I tried not to sigh too loudly as I reluctantly turned off the computer and glanced around the room for an escape route. But she had blocked all the exits and locked the liquor cabinet.
There are two varieties of "the talk": the I-want-to-break-up-with-you talk and the why-are-you-such-an-idiot talk. I could tell by the notepad she was holding—the one she uses to document all the stupid things I do—that this wasn't going to be the breakup talk. No, that would be letting me off too easy. Instead, she was determined to reform me. Again.
She started by producing Exhibit A: a dish sponge that I had left sitting in a damp sink overnight. The sponge looked troubled, as if it had spent all evening weeping over some terrible mistakes it made early in life.
"Do you have an explanation for this?" she said, holding up the wilted sponge, and putting me on notice that this was not going to be a fair fight. Anytime she wants to win an argument she attacks me on the one subject I have absolutely no interest in: household chores. My philosophy about cleaning is that it's something you do, not something you talk about. As soon as a vacuum cleaner enters the conversation, I start looking for the exit.

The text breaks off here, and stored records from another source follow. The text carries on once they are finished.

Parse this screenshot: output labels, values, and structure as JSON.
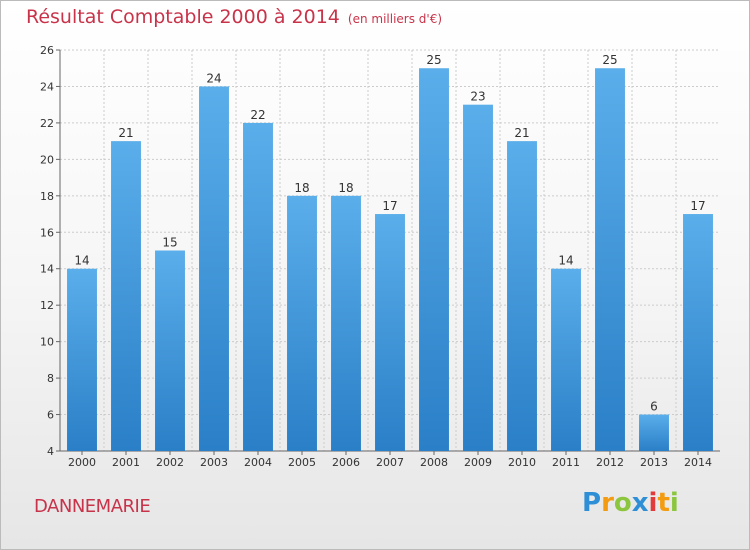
{
  "title": "Résultat Comptable 2000 à 2014",
  "subtitle": "(en milliers d'€)",
  "town": "DANNEMARIE",
  "logo": {
    "letters": [
      {
        "ch": "P",
        "color": "#2f8fd6"
      },
      {
        "ch": "r",
        "color": "#f39c12"
      },
      {
        "ch": "o",
        "color": "#8cc63f"
      },
      {
        "ch": "x",
        "color": "#2f8fd6"
      },
      {
        "ch": "i",
        "color": "#e23a3a"
      },
      {
        "ch": "t",
        "color": "#f39c12"
      },
      {
        "ch": "i",
        "color": "#8cc63f"
      }
    ]
  },
  "colors": {
    "bar_top": "#5aaeea",
    "bar_bottom": "#2a7fc7",
    "grid": "#cccccc",
    "accent": "#c8334a"
  },
  "chart_data": {
    "type": "bar",
    "categories": [
      "2000",
      "2001",
      "2002",
      "2003",
      "2004",
      "2005",
      "2006",
      "2007",
      "2008",
      "2009",
      "2010",
      "2011",
      "2012",
      "2013",
      "2014"
    ],
    "values": [
      14,
      21,
      15,
      24,
      22,
      18,
      18,
      17,
      25,
      23,
      21,
      14,
      25,
      6,
      17
    ],
    "title": "Résultat Comptable 2000 à 2014",
    "subtitle": "(en milliers d'€)",
    "xlabel": "",
    "ylabel": "",
    "ylim": [
      4,
      26
    ],
    "yticks": [
      4,
      6,
      8,
      10,
      12,
      14,
      16,
      18,
      20,
      22,
      24,
      26
    ],
    "grid": true,
    "data_labels": true
  }
}
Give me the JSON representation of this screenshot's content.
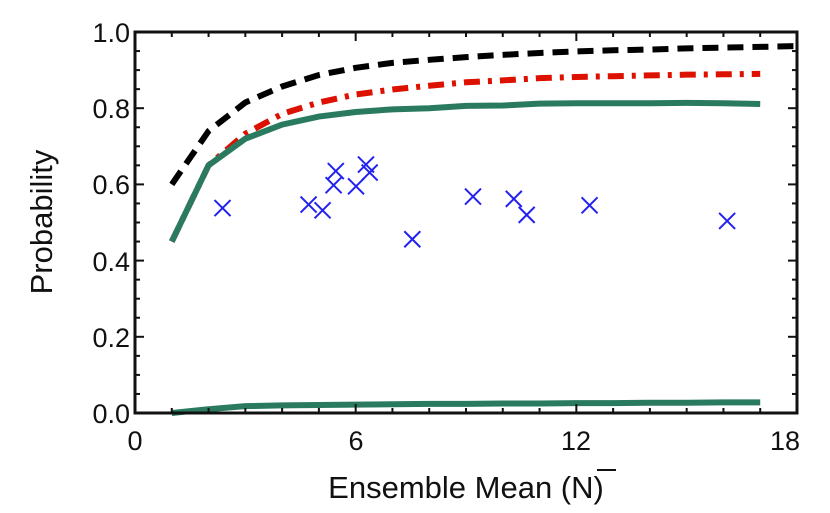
{
  "chart_data": {
    "type": "line",
    "xlabel": "Ensemble Mean (N)",
    "ylabel": "Probability",
    "xlim": [
      0,
      18
    ],
    "ylim": [
      0,
      1.0
    ],
    "xticks": [
      "0",
      "6",
      "12",
      "18"
    ],
    "yticks": [
      "0.0",
      "0.2",
      "0.4",
      "0.6",
      "0.8",
      "1.0"
    ],
    "grid": false,
    "series": [
      {
        "style": "dashed",
        "color": "#000000",
        "x": [
          1,
          2,
          3,
          4,
          5,
          6,
          7,
          8,
          9,
          10,
          11,
          12,
          13,
          14,
          15,
          16,
          17,
          18
        ],
        "y": [
          0.6,
          0.74,
          0.815,
          0.857,
          0.887,
          0.906,
          0.919,
          0.927,
          0.934,
          0.94,
          0.945,
          0.949,
          0.952,
          0.954,
          0.957,
          0.959,
          0.961,
          0.963
        ]
      },
      {
        "style": "dashdot",
        "color": "#dd1100",
        "x": [
          1,
          2,
          3,
          4,
          5,
          6,
          7,
          8,
          9,
          10,
          11,
          12,
          13,
          14,
          15,
          16,
          17
        ],
        "y": [
          0.45,
          0.65,
          0.733,
          0.785,
          0.815,
          0.836,
          0.849,
          0.859,
          0.868,
          0.873,
          0.879,
          0.882,
          0.884,
          0.886,
          0.888,
          0.889,
          0.89
        ]
      },
      {
        "style": "solid",
        "color": "#2a7a60",
        "x": [
          1,
          2,
          3,
          4,
          5,
          6,
          7,
          8,
          9,
          10,
          11,
          12,
          13,
          14,
          15,
          16,
          17
        ],
        "y": [
          0.45,
          0.65,
          0.72,
          0.757,
          0.778,
          0.79,
          0.797,
          0.8,
          0.806,
          0.807,
          0.812,
          0.813,
          0.813,
          0.813,
          0.814,
          0.813,
          0.811
        ]
      },
      {
        "style": "solid",
        "color": "#2a7a60",
        "x": [
          1,
          2,
          3,
          4,
          5,
          6,
          7,
          8,
          9,
          10,
          11,
          12,
          13,
          14,
          15,
          16,
          17
        ],
        "y": [
          0.0,
          0.01,
          0.018,
          0.02,
          0.021,
          0.022,
          0.023,
          0.024,
          0.024,
          0.025,
          0.025,
          0.026,
          0.026,
          0.027,
          0.027,
          0.028,
          0.028
        ]
      },
      {
        "style": "scatter",
        "marker": "x",
        "color": "#2222ee",
        "x": [
          2.38,
          4.72,
          5.1,
          5.4,
          5.46,
          6.01,
          6.28,
          6.38,
          7.54,
          9.19,
          10.3,
          10.65,
          12.36,
          16.1
        ],
        "y": [
          0.538,
          0.547,
          0.532,
          0.598,
          0.635,
          0.595,
          0.652,
          0.631,
          0.456,
          0.568,
          0.562,
          0.52,
          0.545,
          0.504
        ]
      }
    ]
  }
}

I can't remember what my response was to her sponge question, but it was sufficiently smart-alecky to cause her to throw the soggy sponge in my face and storm out of the room. As I sat alone in the living room, waiting for her to come to her senses and realize what a wonderful catch I am, I wondered why I'm never allowed to choose a subject for our "talks."

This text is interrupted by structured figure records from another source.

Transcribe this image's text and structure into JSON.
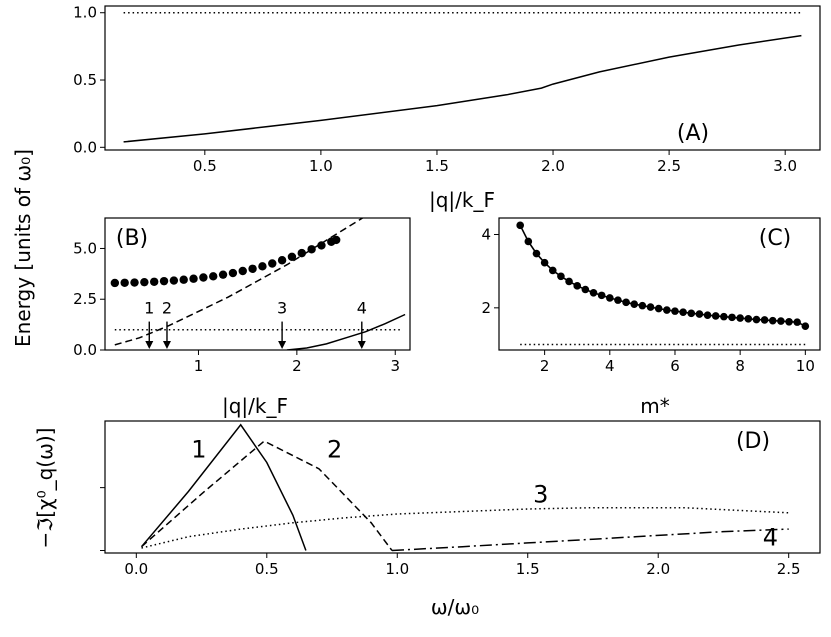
{
  "figure": {
    "shared_ylabel": "Energy [units of ω₀]"
  },
  "chart_data": [
    {
      "id": "A",
      "panel_label": "(A)",
      "type": "line",
      "title": "",
      "xlabel": "|q|/k_F",
      "ylabel": "Energy [units of ω₀]",
      "xlim": [
        0.07,
        3.15
      ],
      "ylim": [
        -0.02,
        1.05
      ],
      "xticks": [
        0.5,
        1.0,
        1.5,
        2.0,
        2.5,
        3.0
      ],
      "xtick_labels": [
        "0.5",
        "1.0",
        "1.5",
        "2.0",
        "2.5",
        "3.0"
      ],
      "yticks": [
        0.0,
        0.5,
        1.0
      ],
      "ytick_labels": [
        "0.0",
        "0.5",
        "1.0"
      ],
      "series": [
        {
          "name": "energy",
          "style": "solid",
          "x": [
            0.15,
            0.5,
            1.0,
            1.5,
            1.8,
            1.95,
            2.0,
            2.2,
            2.5,
            2.8,
            3.07
          ],
          "y": [
            0.04,
            0.1,
            0.2,
            0.31,
            0.39,
            0.44,
            0.47,
            0.56,
            0.67,
            0.76,
            0.83
          ]
        },
        {
          "name": "ω₀ reference",
          "style": "dotted",
          "x": [
            0.15,
            3.07
          ],
          "y": [
            1.0,
            1.0
          ]
        }
      ]
    },
    {
      "id": "B",
      "panel_label": "(B)",
      "type": "line",
      "xlabel": "|q|/k_F",
      "ylabel": "Energy [units of ω₀]",
      "xlim": [
        0.05,
        3.15
      ],
      "ylim": [
        0.0,
        6.5
      ],
      "xticks": [
        1,
        2,
        3
      ],
      "xtick_labels": [
        "1",
        "2",
        "3"
      ],
      "yticks": [
        0.0,
        2.5,
        5.0
      ],
      "ytick_labels": [
        "0.0",
        "2.5",
        "5.0"
      ],
      "series": [
        {
          "name": "collective mode",
          "style": "markers",
          "x": [
            0.15,
            0.25,
            0.35,
            0.45,
            0.55,
            0.65,
            0.75,
            0.85,
            0.95,
            1.05,
            1.15,
            1.25,
            1.35,
            1.45,
            1.55,
            1.65,
            1.75,
            1.85,
            1.95,
            2.05,
            2.15,
            2.25,
            2.35,
            2.4
          ],
          "y": [
            3.3,
            3.31,
            3.32,
            3.34,
            3.36,
            3.39,
            3.42,
            3.46,
            3.51,
            3.57,
            3.63,
            3.71,
            3.79,
            3.89,
            4.0,
            4.12,
            4.26,
            4.42,
            4.59,
            4.77,
            4.96,
            5.15,
            5.33,
            5.42
          ]
        },
        {
          "name": "upper particle-hole edge",
          "style": "dashed",
          "x": [
            0.15,
            0.4,
            0.7,
            1.0,
            1.3,
            1.6,
            1.9,
            2.2,
            2.5,
            2.8,
            3.0
          ],
          "y": [
            0.25,
            0.6,
            1.2,
            1.9,
            2.6,
            3.4,
            4.2,
            5.1,
            6.0,
            6.9,
            7.5
          ]
        },
        {
          "name": "lower particle-hole edge",
          "style": "solid",
          "x": [
            1.9,
            2.1,
            2.3,
            2.5,
            2.7,
            2.9,
            3.1
          ],
          "y": [
            0.0,
            0.1,
            0.3,
            0.6,
            0.9,
            1.3,
            1.75
          ]
        },
        {
          "name": "ω₀ reference",
          "style": "dotted",
          "x": [
            0.15,
            3.05
          ],
          "y": [
            1.0,
            1.0
          ]
        }
      ],
      "annotations": [
        {
          "text": "1",
          "x": 0.5
        },
        {
          "text": "2",
          "x": 0.68
        },
        {
          "text": "3",
          "x": 1.85
        },
        {
          "text": "4",
          "x": 2.66
        }
      ]
    },
    {
      "id": "C",
      "panel_label": "(C)",
      "type": "line",
      "xlabel": "m*",
      "ylabel": "",
      "xlim": [
        0.6,
        10.45
      ],
      "ylim": [
        0.85,
        4.45
      ],
      "xticks": [
        2,
        4,
        6,
        8,
        10
      ],
      "xtick_labels": [
        "2",
        "4",
        "6",
        "8",
        "10"
      ],
      "yticks": [
        2,
        4
      ],
      "ytick_labels": [
        "2",
        "4"
      ],
      "series": [
        {
          "name": "mode energy vs m*",
          "style": "line+markers",
          "x": [
            1.25,
            1.5,
            1.75,
            2.0,
            2.25,
            2.5,
            2.75,
            3.0,
            3.25,
            3.5,
            3.75,
            4.0,
            4.25,
            4.5,
            4.75,
            5.0,
            5.25,
            5.5,
            5.75,
            6.0,
            6.25,
            6.5,
            6.75,
            7.0,
            7.25,
            7.5,
            7.75,
            8.0,
            8.25,
            8.5,
            8.75,
            9.0,
            9.25,
            9.5,
            9.75,
            10.0
          ],
          "y": [
            4.25,
            3.81,
            3.48,
            3.23,
            3.02,
            2.86,
            2.72,
            2.6,
            2.5,
            2.41,
            2.34,
            2.27,
            2.21,
            2.15,
            2.1,
            2.06,
            2.02,
            1.98,
            1.94,
            1.91,
            1.88,
            1.85,
            1.83,
            1.8,
            1.78,
            1.76,
            1.74,
            1.72,
            1.7,
            1.68,
            1.67,
            1.65,
            1.64,
            1.62,
            1.61,
            1.5
          ]
        },
        {
          "name": "ω₀ reference",
          "style": "dotted",
          "x": [
            1.25,
            10.0
          ],
          "y": [
            1.0,
            1.0
          ]
        }
      ]
    },
    {
      "id": "D",
      "panel_label": "(D)",
      "type": "line",
      "xlabel": "ω/ω₀",
      "ylabel": "−ℑ[χ⁰_q(ω)]",
      "xlim": [
        -0.12,
        2.62
      ],
      "ylim": [
        -0.02,
        1.03
      ],
      "xticks": [
        0.0,
        0.5,
        1.0,
        1.5,
        2.0,
        2.5
      ],
      "xtick_labels": [
        "0.0",
        "0.5",
        "1.0",
        "1.5",
        "2.0",
        "2.5"
      ],
      "yticks": [
        0.0,
        0.5
      ],
      "ytick_labels": [
        "",
        ""
      ],
      "series": [
        {
          "name": "1",
          "style": "solid",
          "x": [
            0.02,
            0.2,
            0.4,
            0.5,
            0.6,
            0.65
          ],
          "y": [
            0.03,
            0.47,
            1.0,
            0.7,
            0.28,
            0.0
          ]
        },
        {
          "name": "2",
          "style": "dashed",
          "x": [
            0.02,
            0.25,
            0.49,
            0.7,
            0.9,
            0.98
          ],
          "y": [
            0.03,
            0.45,
            0.87,
            0.65,
            0.22,
            0.0
          ]
        },
        {
          "name": "3",
          "style": "dotted",
          "x": [
            0.02,
            0.2,
            0.4,
            0.6,
            0.8,
            1.0,
            1.25,
            1.5,
            1.75,
            1.9,
            2.1,
            2.3,
            2.5
          ],
          "y": [
            0.02,
            0.11,
            0.17,
            0.22,
            0.26,
            0.29,
            0.31,
            0.33,
            0.34,
            0.34,
            0.34,
            0.32,
            0.3
          ]
        },
        {
          "name": "4",
          "style": "dashdot",
          "x": [
            0.98,
            1.25,
            1.5,
            1.75,
            2.0,
            2.25,
            2.5
          ],
          "y": [
            0.0,
            0.03,
            0.06,
            0.09,
            0.12,
            0.15,
            0.17
          ]
        }
      ],
      "curve_labels": [
        {
          "text": "1",
          "x": 0.24,
          "y": 0.74
        },
        {
          "text": "2",
          "x": 0.76,
          "y": 0.74
        },
        {
          "text": "3",
          "x": 1.55,
          "y": 0.38
        },
        {
          "text": "4",
          "x": 2.43,
          "y": 0.04
        }
      ]
    }
  ]
}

"Because if I let you choose the topic, we'd talk about nothing but Sea Monkeys," said my Ladyfriend, who had walked back into the living room, picked up the sponge, and threw it at me again.
And she was right! Why waste an afternoon discussing my stubborn refusal to hang up my coat when we could be chatting about Sea Monkeys, those loveable scamps that played a pivotal role in my early sexual development. The ads in back of comic books promised you control over a tiny kingdom populated by buxom creatures whose small brains wanted nothing more than to entertain your voyeuristic fantasies. And because my mother refused to allow Sea Monkeys in the house, I never suffered the disappointment that so many of my peers did when they discovered that, in reality, Sea Monkeys aren't sexy at all. Rather, they look like something you'd scrape off the bottom of your shoe.
One of my Ladyfriend's chief complaints against me is that I spend too much time on the Web "talking to those Sea Monkey people" and not enough time talking to her. Yet, when I've tried to engage her in a meaningful discussion about the fact that Sea Monkeys have taken over the sewer system and are planning to turn the tables on humans, denying us oxygen, food, and interesting toys to play with, she tells me to shut up.
As I stared at the sponge, now making an embarrassing wet stain on my lap, I quietly fantasized about joining the Sea Monkeys in their watery kingdom, where there'd be no need for talk.